---
title: Amazon DataZone: Enterprise Data Governance and Catalog for Modern AWS Data Platforms
description: Amazon DataZone adds business data catalog, project-based access, and data subscriptions to AWS data platforms. The governance layer that Glue Data Catalog was never meant to be.
url: https://www.factualminds.com/blog/amazon-datazone-enterprise-governance/
datePublished: 2026-02-02T00:00:00.000Z
dateModified: 2026-05-14T00:00:00.000Z
author: palaniappan-p
category: analytics
tags: datazone, data-governance, data-catalog, aws-data, lake-formation
---

# Amazon DataZone: Enterprise Data Governance and Catalog for Modern AWS Data Platforms

> Amazon DataZone adds business data catalog, project-based access, and data subscriptions to AWS data platforms. The governance layer that Glue Data Catalog was never meant to be.

import { Image } from 'astro:assets';

Most AWS data platforms have a metadata problem that nobody talks about in architecture reviews. AWS Glue Data Catalog holds your table schemas, partition locations, and S3 paths. Lake Formation enforces who can query what. But neither answers the questions that block actual data usage in a large organization: _What does this table actually represent? Who owns it? Is the data fresh? How do I get access to it? And who approved the last 12 access requests?_

**May 2026 refresh:** Amazon DataZone continues to evolve as the governance + data catalog surface for governed data sharing across accounts and projects—treat blueprint text below as architectural guidance and reconcile IAM, Glue/Redshift/S3 integrations against the latest console workflows and APIs documented under [Amazon DataZone](https://aws.amazon.com/datazone/).

These are governance questions, not technical questions. And they are exactly what Amazon DataZone was built to answer.

DataZone, which reached GA in October 2023 and has expanded significantly through 2024–2025, is a data governance and business catalog service that layers on top of your existing AWS data infrastructure. It does not replace Glue Data Catalog or Lake Formation — it orchestrates and enriches them with the business context and access workflow that enterprise data teams actually need.

This post covers the DataZone architecture, the three-way comparison with Glue and Lake Formation, the producer/consumer subscription model, SageMaker Unified Studio integration, and a phased implementation roadmap for teams migrating from ad-hoc data access patterns.
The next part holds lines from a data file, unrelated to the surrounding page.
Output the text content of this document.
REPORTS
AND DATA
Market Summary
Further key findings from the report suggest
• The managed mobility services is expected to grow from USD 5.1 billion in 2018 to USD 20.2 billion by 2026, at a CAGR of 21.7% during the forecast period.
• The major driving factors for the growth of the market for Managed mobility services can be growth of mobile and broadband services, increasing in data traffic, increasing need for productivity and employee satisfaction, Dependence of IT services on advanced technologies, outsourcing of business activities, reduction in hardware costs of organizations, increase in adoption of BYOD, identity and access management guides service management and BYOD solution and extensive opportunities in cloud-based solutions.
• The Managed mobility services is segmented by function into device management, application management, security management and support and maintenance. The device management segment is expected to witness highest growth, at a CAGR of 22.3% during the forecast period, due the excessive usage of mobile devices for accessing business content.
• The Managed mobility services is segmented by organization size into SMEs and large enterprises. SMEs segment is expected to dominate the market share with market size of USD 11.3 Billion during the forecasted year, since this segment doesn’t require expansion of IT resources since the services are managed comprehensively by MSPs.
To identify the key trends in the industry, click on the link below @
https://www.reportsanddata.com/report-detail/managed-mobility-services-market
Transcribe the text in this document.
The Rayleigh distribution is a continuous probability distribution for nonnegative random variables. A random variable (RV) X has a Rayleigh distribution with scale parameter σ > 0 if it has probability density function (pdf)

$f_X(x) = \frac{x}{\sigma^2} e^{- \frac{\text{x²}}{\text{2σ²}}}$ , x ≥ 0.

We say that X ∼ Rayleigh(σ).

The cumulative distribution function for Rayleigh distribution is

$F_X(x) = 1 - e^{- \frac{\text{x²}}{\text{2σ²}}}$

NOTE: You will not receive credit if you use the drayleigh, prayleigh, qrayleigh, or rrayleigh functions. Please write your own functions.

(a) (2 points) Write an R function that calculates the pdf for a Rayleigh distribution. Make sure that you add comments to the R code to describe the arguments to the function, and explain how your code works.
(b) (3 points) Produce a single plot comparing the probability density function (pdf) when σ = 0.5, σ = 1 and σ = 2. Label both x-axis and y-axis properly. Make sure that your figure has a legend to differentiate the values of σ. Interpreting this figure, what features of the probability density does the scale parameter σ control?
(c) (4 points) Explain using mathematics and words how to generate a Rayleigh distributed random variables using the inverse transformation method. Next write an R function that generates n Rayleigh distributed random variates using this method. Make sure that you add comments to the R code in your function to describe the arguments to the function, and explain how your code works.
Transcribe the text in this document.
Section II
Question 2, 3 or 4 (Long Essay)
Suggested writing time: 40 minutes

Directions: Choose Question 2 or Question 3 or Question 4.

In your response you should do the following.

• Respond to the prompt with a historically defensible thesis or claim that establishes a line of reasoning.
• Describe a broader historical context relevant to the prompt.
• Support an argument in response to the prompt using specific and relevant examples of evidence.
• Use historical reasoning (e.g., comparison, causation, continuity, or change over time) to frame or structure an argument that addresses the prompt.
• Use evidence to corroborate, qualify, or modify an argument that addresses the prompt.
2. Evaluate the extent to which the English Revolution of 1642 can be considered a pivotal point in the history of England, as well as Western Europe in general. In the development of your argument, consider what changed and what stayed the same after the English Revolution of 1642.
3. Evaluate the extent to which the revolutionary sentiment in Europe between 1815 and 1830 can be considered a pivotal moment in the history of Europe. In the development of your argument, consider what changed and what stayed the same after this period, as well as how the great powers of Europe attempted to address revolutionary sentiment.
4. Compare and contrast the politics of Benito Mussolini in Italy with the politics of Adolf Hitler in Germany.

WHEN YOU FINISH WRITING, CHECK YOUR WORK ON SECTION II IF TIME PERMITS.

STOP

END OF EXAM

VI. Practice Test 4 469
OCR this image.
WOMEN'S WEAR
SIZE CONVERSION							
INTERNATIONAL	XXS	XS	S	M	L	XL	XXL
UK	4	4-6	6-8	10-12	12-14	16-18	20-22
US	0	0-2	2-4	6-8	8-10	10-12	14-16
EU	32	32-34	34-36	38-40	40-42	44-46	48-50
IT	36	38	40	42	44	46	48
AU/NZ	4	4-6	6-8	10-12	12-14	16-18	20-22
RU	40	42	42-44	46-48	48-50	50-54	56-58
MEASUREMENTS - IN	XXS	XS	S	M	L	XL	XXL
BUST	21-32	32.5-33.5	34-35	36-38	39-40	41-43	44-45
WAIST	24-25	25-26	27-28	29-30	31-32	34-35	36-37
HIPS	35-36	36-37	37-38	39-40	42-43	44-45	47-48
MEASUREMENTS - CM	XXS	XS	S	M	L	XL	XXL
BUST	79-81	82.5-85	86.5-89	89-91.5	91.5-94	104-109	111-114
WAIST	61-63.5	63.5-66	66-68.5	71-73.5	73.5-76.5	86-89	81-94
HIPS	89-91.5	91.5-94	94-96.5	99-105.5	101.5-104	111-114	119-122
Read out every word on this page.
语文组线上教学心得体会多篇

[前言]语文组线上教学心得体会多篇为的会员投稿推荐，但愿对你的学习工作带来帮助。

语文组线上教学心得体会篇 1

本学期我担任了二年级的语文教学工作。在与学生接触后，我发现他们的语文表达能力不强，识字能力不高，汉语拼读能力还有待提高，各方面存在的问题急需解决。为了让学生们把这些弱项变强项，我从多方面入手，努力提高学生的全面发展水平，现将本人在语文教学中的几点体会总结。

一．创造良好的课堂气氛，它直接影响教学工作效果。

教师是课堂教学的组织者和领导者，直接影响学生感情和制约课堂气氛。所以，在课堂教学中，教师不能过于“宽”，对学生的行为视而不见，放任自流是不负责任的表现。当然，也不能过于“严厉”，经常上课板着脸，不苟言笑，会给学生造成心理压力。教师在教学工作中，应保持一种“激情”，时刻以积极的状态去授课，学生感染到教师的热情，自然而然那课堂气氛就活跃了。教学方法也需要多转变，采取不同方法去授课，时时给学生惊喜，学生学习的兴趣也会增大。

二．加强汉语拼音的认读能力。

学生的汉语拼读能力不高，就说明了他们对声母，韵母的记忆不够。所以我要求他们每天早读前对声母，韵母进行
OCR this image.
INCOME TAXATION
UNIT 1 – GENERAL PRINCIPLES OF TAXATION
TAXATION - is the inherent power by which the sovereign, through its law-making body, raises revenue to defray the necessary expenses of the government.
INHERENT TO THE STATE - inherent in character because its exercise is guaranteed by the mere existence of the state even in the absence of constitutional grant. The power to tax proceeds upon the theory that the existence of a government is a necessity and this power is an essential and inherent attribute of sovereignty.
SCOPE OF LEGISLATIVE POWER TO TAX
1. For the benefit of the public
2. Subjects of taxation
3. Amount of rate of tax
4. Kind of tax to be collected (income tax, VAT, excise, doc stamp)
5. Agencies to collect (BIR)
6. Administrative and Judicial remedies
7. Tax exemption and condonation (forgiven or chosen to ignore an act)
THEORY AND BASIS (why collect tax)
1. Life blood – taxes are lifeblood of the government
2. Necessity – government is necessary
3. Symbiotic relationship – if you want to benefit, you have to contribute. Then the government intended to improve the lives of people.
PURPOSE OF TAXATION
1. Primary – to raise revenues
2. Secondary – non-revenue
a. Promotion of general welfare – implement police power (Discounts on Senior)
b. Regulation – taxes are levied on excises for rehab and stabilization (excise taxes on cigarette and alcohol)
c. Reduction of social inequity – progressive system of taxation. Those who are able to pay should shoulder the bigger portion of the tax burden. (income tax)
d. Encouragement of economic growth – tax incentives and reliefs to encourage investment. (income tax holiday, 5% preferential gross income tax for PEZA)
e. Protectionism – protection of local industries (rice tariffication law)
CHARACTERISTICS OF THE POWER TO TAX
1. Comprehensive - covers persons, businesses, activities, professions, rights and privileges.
## DataZone vs. Glue Data Catalog vs. Lake Formation

Before going deeper, it is worth being precise about what each service is, because the three are commonly conflated.

| Dimension               | Glue Data Catalog                                             | AWS Lake Formation                         | Amazon DataZone                                                                              |
| ----------------------- | ------------------------------------------------------------- | ------------------------------------------ | -------------------------------------------------------------------------------------------- |
| **Primary purpose**     | Technical metadata store                                      | Fine-grained access control                | Governance workflow + business catalog                                                       |
| **What it stores**      | Table schemas, partitions, S3 locations, Glue job definitions | IAM policies scoped to tables/columns/rows | Business descriptions, glossary terms, owners, quality scores, lineage, subscription history |
| **Who manages it**      | Data engineers                                                | Data platform/security teams               | Data governance teams, data owners                                                           |
| **Access model**        | IAM role-based (no workflow)                                  | Column/row-level permissions via grants    | Request → Approval → Automatic provisioning workflow                                         |
| **Data discovery**      | None (technical catalog only)                                 | None                                       | Full-text search across all registered assets with business context                          |
| **Replaces the other?** | No                                                            | No                                         | No — uses both as underlying infrastructure                                                  |

The important takeaway: DataZone sits _above_ Glue Data Catalog and Lake Formation in the stack. When a DataZone subscription is approved, DataZone calls Lake Formation APIs automatically to provision the actual permission grant. The Glue Data Catalog remains the authoritative technical metadata store; DataZone imports from it and adds business metadata on top.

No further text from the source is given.